MDGMadagascar · Stop 04

Avenue of the Baobabs and Tsingy de Bemaraha

Eight-century baobabs lined up on red laterite, then a forest of limestone blades crossed in a harness: western Madagascar is the trip's adventure — dry season only.

Suggested stay3 to 4 nights

The suspension bridge of the Great Tsingy de Bemaraha spanning a canyon of grey limestone blades under a blue sky
Pl. MDGTsingy de Bemaraha — a suspension bridge over the forest of limestone blades.

It all starts in Morondava, on the Mozambique Channel: twenty minutes up a dirt road, the Avenue of the Baobabs lines up its thirty-metre Adansonia grandidieri, silver trunks set ablaze by the sunset — Madagascar's most famous image, and one of the few that is even better in real life, when zebu carts pass between the giants in the golden dust. The intertwined 'lovers' baobab', a few kilometres away, completes the pilgrimage.

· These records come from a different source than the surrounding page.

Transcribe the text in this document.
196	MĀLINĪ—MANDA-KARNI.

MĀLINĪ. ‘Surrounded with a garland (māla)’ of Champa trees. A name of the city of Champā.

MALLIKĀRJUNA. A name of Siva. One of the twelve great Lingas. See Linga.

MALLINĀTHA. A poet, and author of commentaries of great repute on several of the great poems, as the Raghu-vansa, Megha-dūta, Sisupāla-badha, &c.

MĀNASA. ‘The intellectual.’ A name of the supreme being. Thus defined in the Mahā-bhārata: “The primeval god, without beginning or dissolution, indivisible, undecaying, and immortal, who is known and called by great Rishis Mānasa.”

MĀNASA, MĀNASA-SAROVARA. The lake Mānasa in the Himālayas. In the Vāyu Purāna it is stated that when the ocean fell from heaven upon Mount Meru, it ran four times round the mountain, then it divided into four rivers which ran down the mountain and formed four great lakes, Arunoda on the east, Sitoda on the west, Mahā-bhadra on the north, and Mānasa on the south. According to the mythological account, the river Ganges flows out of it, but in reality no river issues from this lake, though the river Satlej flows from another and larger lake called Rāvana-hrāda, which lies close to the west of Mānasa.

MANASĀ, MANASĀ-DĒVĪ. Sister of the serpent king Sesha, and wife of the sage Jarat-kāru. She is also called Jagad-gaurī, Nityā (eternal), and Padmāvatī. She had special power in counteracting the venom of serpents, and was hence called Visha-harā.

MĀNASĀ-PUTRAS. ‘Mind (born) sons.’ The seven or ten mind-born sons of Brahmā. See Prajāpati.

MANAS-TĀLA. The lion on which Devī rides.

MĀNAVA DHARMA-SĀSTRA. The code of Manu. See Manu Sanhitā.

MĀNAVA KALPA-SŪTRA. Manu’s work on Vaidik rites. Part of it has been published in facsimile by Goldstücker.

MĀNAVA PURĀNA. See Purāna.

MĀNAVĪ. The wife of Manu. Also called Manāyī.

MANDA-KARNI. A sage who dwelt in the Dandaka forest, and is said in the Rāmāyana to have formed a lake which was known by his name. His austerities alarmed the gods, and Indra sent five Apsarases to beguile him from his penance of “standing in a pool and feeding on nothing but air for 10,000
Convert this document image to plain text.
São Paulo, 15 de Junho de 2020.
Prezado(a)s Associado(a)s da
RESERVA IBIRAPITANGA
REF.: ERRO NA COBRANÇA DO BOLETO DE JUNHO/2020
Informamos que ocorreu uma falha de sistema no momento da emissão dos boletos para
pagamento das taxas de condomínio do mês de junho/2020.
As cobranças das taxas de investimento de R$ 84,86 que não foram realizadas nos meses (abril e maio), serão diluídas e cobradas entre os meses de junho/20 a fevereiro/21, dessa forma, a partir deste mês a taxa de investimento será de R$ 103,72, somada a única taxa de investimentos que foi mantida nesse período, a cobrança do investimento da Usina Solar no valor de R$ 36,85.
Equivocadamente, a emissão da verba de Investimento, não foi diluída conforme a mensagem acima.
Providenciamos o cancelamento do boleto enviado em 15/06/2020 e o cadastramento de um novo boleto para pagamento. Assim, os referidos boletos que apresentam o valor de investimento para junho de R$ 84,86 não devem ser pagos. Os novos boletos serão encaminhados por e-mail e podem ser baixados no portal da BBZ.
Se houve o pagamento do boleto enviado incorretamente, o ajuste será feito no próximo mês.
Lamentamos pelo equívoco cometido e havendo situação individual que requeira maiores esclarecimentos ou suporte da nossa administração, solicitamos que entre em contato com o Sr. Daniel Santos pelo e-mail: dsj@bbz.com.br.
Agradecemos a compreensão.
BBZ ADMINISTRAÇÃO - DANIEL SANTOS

Then the real adventure: eight hours of battered track and two ferries (the Tsiribihina at Belo, the Manambolo at Bekopaka) to reach the UNESCO-listed Tsingy de Bemaraha — a limestone plateau dissolved into millions of grey blades, tens of metres tall. The Great Tsingy circuit is done in a harness: ladders, suspension bridges, squeezes through faults, with Decken's sifakas as spectators. You come back down the Manambolo gorge by pirogue, between cliffs and Vazimba tombs. Allow three full days from Morondava — and only from May to November.

Don't miss

  • The Avenue of the Baobabs at sunset, and at sunrise for the crowd-free version
  • The Great Tsingy circuit with harness and suspension bridges (an athletic half-day)
  • The Small Tsingy and the Manambolo gorge by pirogue from Bekopaka
  • The lovers' baobab and the Sakalava villages along the Belo track

Our tips on the ground

  • Book a 4x4 and driver who know the Morondava-Bekopaka track: the ferries only load in daylight and the good drivers know the real schedules — a dawn start is non-negotiable.
  • The Great Tsingy circuit is no place for unacknowledged vertigo: narrow fault squeezes and suspension bridges 60 metres up — the Small Tsingy offer a gentle and already spectacular alternative.
  • Outside the dry season, don't push it: the track effectively closes from December to April (ferries suspended, mud baths) and the park itself shuts its circuits — slot the West between May and November, full stop.

Our flagship guide — €29

Guide available

“Madagascar on Your Own Terms”, the complete edition, is out

10 chapters: day-by-day itineraries, driving and transport, a costed budget and checklists — the same method as our Namibia guide.

The guide is currently written in French — an English edition is in the works.

Before you go

Readers' questions about Avenue of the Baobabs and Tsingy de Bemaraha

Can you reach the tsingy without going through Morondava?

That is the normal route and the only sensible one: Morondava is reached from Tana by air (1 h) or by two days of road via Antsirabe and Miandrivazo — from where you can also descend the Tsiribihina by pirogue or barge, two and a half days of river down to Belo, the beautiful slow approach before Bekopaka.

Is the Avenue of the Baobabs ticketed?

Access remains free, with a modest community contribution requested at the car park (a few thousand ariary) that funds the village and the trees' protection. The site is 45 minutes from Morondava: many pass at sunset on the way out to Bekopaka, then treat themselves to sunrise on the way back — the light is even better and visitors are scarce.